The eight-day festival takes its name from the sukkah , a hut made by many Jewish families and synagogues. Loosely thatched and crudely built, the sukkah reminds Jews of their wandering ancestors' meager shelters.
Fruits and flowers are hung from the sukkah rafters, recalling the festival's other significance: gratitude to God for the fall harvest in the Holy Land, for which Israelis still celebrate it. Each morning of Sukkot, traditional Jews recite a blessing while holding four kinds of Israeli plants: a lulav or palm frond, an etrog or citron, and branches of myrtle and willow.
Sukkot has been called the Jewish Thanksgiving and may even have been its model. The American Pilgrims were avid students of the Hebrew Scriptures, even comparing their crossing of the Atlantic to the Israelite crossing of the Red Sea. The Pilgrims may well have adapted Sukkot to the New World as well.
The seventh day of Sukkot is Hoshana Rabba, or Great Help. In traditional synagogues on this day, the congregation takes the lulav and etrog in a procession of seven circuits, singing prayers for salvation. Some Jews call this day the "little Yom Kippur,'' one more chance to gain God's favor.
The last day of Sukkot is Shemini Atzeret, the Eighth Day of Solemn Assembly. It is a time to pray for rain in the Holy Land to assure good crops. It is also one of four times during the year for Yizkor memorial prayers honoring the dead.

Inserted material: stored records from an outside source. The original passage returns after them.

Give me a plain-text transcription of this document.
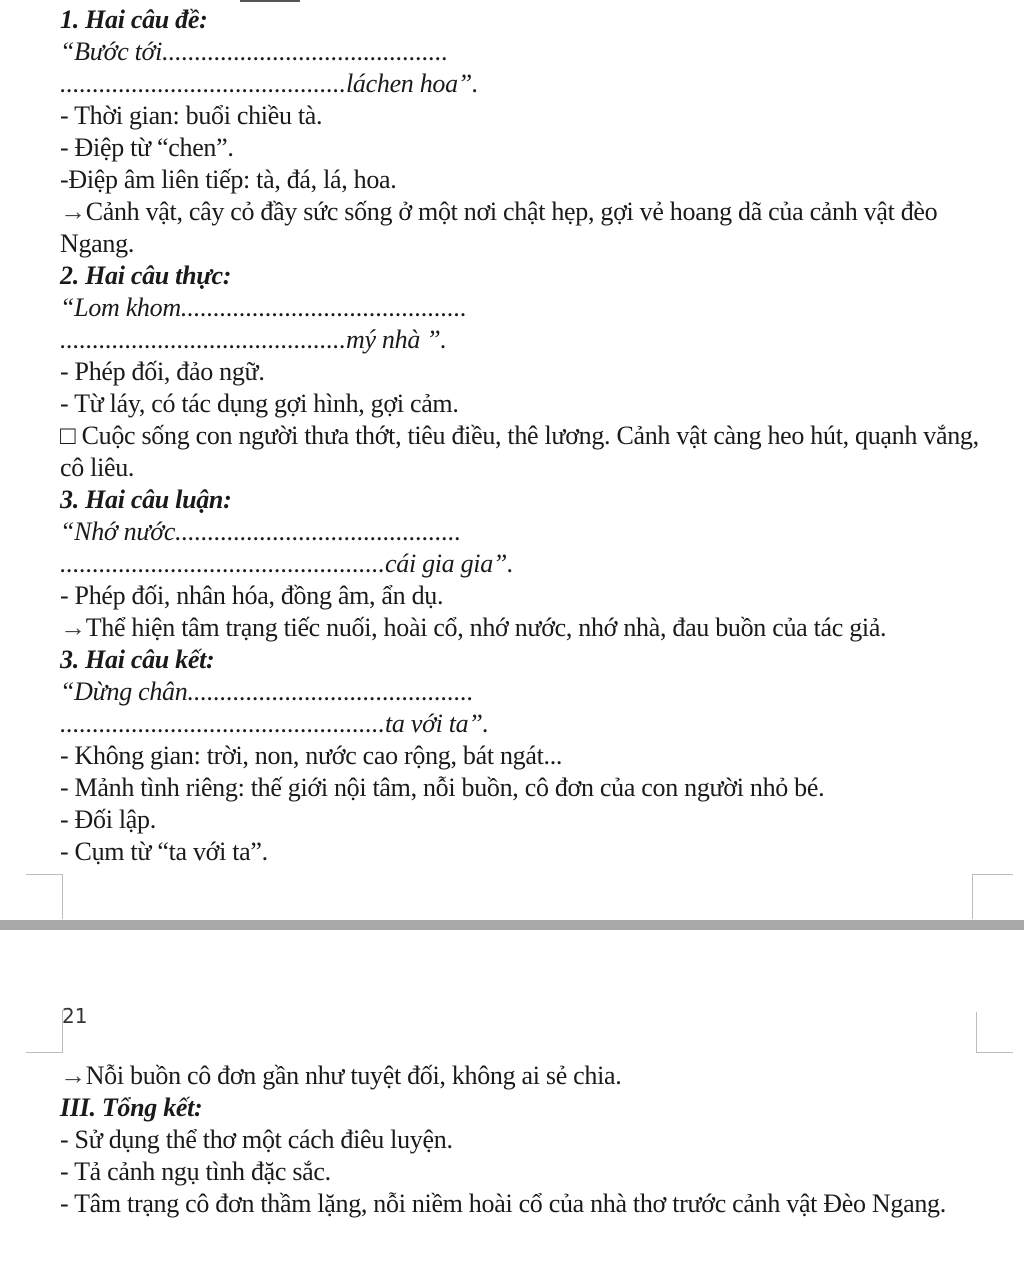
1. Hai câu đề:
“Bước tới............................................
............................................láchen hoa”.
- Thời gian: buổi chiều tà.
- Điệp từ “chen”.
-Điệp âm liên tiếp: tà, đá, lá, hoa.
→Cảnh vật, cây cỏ đầy sức sống ở một nơi chật hẹp, gợi vẻ hoang dã của cảnh vật đèo Ngang.
2. Hai câu thực:
“Lom khom............................................
............................................mý nhà ”.
- Phép đối, đảo ngữ.
- Từ láy, có tác dụng gợi hình, gợi cảm.
□ Cuộc sống con người thưa thớt, tiêu điều, thê lương. Cảnh vật càng heo hút, quạnh vắng, cô liêu.
3. Hai câu luận:
“Nhớ nước............................................
..................................................cái gia gia”.
- Phép đối, nhân hóa, đồng âm, ẩn dụ.
→Thể hiện tâm trạng tiếc nuối, hoài cổ, nhớ nước, nhớ nhà, đau buồn của tác giả.
3. Hai câu kết:
“Dừng chân............................................
..................................................ta với ta”.
- Không gian: trời, non, nước cao rộng, bát ngát...
- Mảnh tình riêng: thế giới nội tâm, nỗi buồn, cô đơn của con người nhỏ bé.
- Đối lập.
- Cụm từ “ta với ta”.
21
→Nỗi buồn cô đơn gần như tuyệt đối, không ai sẻ chia.
III. Tổng kết:
- Sử dụng thể thơ một cách điêu luyện.
- Tả cảnh ngụ tình đặc sắc.
- Tâm trạng cô đơn thầm lặng, nỗi niềm hoài cổ của nhà thơ trước cảnh vật Đèo Ngang.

Yet another event is sometimes celebrated on the same day in many synagogues: Simhat Torah, the jubilant Rejoicing Over the Law. On Simhat Torah, the last lines are read from the giant pulpit Torah scroll in each synagogue. Then the scroll is rewound for another annual cycle of readings — and the rabbi carries it in procession around the synagogue, amid singing and dancing.